Even with at a lower price point, Nintendo directly profited from each sale of a Wii console. In 2006 and 2007, for each unit sold in the U.S. Nintendo made $49. They claimed to do this by optimizing production costs. In contrast, Microsoft (Xbox) and Sony (PlayStation 3) rely on software sales to produce a long-term profit and generally lose money on the sale of the consoles. Nintendo’s optimization strategy worked. Even after robust years in 2007 and 2008, both operating profits and sales increased in 2009, and 2009 earnings beat 2008 earnings.

Price Drop

In 2009, sales of the Wii console declined until September when Nintendo decided to drop the price for the Wii console to $199.99. This was the first price drop and proved to be effective at generating additional demand.
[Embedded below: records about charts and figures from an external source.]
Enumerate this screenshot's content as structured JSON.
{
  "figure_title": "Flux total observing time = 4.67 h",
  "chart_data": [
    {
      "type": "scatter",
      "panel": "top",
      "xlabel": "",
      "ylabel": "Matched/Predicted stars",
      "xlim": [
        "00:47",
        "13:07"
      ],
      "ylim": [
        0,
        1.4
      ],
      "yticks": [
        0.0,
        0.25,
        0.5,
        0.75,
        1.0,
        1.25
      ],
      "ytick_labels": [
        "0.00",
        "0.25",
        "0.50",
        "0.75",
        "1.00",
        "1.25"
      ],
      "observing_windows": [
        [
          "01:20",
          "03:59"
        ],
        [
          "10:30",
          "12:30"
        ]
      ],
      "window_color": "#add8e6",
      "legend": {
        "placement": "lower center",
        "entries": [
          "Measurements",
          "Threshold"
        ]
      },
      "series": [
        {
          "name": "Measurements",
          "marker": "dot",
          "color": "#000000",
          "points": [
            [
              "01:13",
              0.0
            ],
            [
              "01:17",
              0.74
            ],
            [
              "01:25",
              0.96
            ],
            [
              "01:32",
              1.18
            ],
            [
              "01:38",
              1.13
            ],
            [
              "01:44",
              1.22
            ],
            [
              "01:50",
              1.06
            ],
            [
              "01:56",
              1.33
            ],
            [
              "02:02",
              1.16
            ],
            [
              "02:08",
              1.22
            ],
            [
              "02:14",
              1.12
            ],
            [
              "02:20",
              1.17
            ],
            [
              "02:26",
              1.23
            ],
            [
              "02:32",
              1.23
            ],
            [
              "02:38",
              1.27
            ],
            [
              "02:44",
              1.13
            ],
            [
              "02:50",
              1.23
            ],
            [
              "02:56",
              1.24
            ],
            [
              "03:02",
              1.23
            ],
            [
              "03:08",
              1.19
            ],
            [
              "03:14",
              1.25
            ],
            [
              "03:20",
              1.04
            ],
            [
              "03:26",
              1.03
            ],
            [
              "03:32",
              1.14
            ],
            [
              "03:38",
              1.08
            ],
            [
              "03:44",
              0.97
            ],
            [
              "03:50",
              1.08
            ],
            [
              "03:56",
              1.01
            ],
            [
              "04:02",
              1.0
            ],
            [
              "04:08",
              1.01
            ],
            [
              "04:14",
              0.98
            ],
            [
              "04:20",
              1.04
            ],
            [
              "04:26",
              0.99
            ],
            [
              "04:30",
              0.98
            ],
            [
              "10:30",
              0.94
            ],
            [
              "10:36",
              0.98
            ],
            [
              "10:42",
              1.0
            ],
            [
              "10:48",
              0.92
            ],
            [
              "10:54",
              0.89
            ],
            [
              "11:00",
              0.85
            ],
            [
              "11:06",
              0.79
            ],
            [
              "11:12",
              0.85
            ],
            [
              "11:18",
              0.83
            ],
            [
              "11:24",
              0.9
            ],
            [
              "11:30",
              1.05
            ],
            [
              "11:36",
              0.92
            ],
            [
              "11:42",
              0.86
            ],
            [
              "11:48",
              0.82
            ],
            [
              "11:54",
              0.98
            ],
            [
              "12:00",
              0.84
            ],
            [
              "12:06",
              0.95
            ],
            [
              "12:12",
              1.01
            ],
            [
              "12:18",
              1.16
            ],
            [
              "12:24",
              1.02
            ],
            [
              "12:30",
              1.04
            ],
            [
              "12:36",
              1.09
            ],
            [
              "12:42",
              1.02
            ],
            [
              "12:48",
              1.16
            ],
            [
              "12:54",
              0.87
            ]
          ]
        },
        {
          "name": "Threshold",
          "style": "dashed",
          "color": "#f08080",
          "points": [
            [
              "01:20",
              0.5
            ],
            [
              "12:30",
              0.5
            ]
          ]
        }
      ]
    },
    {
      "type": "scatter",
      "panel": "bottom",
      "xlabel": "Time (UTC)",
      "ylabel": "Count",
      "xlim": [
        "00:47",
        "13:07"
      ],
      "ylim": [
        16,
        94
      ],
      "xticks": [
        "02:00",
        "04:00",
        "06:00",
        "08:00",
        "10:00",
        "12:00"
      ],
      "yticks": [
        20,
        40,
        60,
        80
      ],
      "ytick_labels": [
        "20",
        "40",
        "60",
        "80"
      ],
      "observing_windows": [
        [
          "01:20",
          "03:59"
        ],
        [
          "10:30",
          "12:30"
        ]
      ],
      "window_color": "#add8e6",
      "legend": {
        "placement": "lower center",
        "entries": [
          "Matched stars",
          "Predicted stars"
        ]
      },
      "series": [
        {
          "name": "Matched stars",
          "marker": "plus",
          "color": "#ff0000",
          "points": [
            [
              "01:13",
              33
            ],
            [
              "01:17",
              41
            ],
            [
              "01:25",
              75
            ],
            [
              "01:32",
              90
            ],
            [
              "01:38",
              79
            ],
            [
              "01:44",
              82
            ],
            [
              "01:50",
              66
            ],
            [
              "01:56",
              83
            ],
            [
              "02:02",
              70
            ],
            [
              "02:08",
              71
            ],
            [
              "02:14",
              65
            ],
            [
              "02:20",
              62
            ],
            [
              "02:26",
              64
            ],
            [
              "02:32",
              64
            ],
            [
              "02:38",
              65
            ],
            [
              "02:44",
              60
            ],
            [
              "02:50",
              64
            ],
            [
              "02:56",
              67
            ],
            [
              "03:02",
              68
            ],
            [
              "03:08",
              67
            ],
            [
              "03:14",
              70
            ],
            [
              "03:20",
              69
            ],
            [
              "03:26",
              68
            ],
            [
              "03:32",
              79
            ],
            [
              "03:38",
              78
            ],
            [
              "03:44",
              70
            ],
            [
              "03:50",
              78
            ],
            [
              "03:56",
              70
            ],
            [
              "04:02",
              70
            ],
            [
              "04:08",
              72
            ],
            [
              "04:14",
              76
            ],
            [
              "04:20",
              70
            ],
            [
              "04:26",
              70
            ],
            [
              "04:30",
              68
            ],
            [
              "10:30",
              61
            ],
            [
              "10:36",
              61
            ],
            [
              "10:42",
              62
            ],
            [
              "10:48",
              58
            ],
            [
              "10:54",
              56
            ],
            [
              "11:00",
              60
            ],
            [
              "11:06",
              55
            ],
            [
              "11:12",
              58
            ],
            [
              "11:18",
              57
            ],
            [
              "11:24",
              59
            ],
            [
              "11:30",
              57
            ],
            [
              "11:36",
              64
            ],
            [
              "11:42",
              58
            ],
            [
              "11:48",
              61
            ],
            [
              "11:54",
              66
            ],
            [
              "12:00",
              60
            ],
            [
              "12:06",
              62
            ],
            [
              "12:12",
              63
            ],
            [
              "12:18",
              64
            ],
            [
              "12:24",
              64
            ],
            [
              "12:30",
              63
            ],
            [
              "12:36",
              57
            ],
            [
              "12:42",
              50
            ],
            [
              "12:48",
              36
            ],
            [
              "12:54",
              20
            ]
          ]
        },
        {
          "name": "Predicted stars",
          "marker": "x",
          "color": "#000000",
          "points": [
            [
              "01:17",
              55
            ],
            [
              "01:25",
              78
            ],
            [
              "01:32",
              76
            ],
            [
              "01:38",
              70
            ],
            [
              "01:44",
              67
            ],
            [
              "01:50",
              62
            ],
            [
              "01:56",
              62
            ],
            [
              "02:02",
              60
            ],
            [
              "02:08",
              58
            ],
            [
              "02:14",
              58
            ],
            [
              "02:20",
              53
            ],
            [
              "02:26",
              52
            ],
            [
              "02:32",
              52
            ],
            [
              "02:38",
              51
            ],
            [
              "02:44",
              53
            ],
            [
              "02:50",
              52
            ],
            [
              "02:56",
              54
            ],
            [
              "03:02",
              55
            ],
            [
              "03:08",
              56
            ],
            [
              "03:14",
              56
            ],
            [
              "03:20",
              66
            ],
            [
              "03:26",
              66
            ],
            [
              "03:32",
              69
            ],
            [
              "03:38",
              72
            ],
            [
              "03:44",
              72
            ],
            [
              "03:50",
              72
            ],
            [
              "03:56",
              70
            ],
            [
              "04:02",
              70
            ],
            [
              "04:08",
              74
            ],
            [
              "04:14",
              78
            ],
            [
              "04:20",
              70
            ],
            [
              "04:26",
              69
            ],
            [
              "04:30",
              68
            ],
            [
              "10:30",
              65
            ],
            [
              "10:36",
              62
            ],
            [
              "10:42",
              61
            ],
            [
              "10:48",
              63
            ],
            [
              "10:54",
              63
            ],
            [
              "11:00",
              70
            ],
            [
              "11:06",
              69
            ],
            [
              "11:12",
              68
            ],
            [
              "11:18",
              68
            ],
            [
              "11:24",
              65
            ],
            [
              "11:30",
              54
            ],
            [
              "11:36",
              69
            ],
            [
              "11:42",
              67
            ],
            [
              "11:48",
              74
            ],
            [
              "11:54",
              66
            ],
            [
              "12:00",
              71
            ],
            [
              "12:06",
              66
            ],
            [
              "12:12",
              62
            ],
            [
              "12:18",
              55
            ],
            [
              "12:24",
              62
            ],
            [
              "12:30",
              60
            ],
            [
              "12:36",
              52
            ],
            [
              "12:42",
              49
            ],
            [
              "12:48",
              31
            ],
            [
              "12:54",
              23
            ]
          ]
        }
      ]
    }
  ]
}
In December of 2009, over three million Wii consoles were sold in the U.S., which set a record for monthly sales in the U.S. Further, the record setting sales in the month of December pushed the Wii to become Nintendo’s best-selling home video console, selling over 67 million units at that point. To date, the Wii remains Nintendo’s best-selling console, having sold over 100 million units worldwide.

1. Would the supply for the Wii console be relatively inelastic or relatively elastic in 2006 through 2007? State why.

 

2. Draw the demand and supply curves as you have described them.